Same problem with the vocals in "Armageddon". He sounds like he wants to emulate Gregg Lake on the hard side (while he is almost screaming). Not brilliant to say the least. The general mood of this song is rather ELP-esque I should say. Sound on this one is below average. The contrast with "Dawn In Vienna" is complete : a spacey and instrumental number featuring a nice acoustic guitar solo, played on a very quite background keyboards.

"Catch Me If You Can" also holds some Pendragon flavour but sound is again rather poor (but these were demo tapes of some sort, so I guess that it was as good as we could get them). Great keys but globally great middle instrumental part. Vocal being again, below par. "Melody" the well named is a nice song with a strong rock beat. Extremely poppish but featuring great keys. I have the impression so far that more place is left for the keys than for the guitar which will be the opposite in more traditional and later Pendragon releases.

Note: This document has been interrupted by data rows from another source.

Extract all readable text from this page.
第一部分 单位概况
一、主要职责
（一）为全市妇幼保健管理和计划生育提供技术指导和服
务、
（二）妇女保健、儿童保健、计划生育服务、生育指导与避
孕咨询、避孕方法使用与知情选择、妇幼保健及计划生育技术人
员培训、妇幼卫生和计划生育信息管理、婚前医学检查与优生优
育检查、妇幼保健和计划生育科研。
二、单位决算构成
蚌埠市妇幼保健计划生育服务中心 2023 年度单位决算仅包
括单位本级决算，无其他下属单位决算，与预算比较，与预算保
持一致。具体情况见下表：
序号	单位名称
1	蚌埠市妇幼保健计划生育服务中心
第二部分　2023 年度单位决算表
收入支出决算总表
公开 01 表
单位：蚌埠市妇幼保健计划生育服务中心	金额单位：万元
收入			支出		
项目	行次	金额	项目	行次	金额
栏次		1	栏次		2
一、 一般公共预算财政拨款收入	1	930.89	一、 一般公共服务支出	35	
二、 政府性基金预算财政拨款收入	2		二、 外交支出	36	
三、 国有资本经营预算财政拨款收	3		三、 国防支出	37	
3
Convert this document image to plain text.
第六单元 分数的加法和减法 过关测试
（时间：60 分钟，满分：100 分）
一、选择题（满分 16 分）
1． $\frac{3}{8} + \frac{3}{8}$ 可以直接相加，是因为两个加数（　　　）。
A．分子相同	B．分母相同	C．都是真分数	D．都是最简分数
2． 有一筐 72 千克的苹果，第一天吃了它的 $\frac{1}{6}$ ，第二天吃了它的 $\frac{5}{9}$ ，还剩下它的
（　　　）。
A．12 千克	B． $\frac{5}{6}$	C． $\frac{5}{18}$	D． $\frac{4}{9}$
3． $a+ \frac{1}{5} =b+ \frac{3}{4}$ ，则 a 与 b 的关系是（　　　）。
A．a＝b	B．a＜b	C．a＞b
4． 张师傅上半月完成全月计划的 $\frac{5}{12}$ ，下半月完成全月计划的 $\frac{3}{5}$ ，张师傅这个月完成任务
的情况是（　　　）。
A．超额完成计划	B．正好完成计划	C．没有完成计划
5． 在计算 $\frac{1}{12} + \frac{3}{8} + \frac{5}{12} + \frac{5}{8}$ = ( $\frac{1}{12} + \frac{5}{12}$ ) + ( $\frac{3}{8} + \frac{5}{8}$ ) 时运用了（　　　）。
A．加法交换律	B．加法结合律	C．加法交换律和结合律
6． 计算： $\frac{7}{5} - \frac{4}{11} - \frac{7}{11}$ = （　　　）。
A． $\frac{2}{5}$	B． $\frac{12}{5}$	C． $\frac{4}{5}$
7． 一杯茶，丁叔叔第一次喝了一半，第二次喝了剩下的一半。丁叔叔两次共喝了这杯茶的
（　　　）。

The long live song "Stan & Ollie" is not too bad either. A very good intro, a bit hard. This track again offers some similarities with ELP. The last part (over three minutes), will be dedicated to the band presentation.

Let's face the truth, this is Pendragon's prehistory. Vocals are rather poor almost all the way through. The emotion that we'll get in later releases (especially starting with "The World") is not there yet. Nick's guitar is more rhythmic than leading. Some poor moments as well like : "Dead Stop", "Déjà Vue" and "Is This Life".

The jazzy "Dream Of Tomorrow" is more sophisticated, with more complex structure than even a later Pendragon song which, we know that, are rather straight-forward. One of the good discoveries on "Once Upon, Volume One". "Eye For an Eye" also holds a lot of the later Pendragon. A prog/pop song with a catchy chorus.

This album is for fans only who are willing how could the ancestor of Pendragon sound like, but you should not start with this Pendragon release if you would like to discover this nice band (their wonderful trilogy "The World", "The Window Of Life" and of course "The Masquerade Overture" are all there to please you).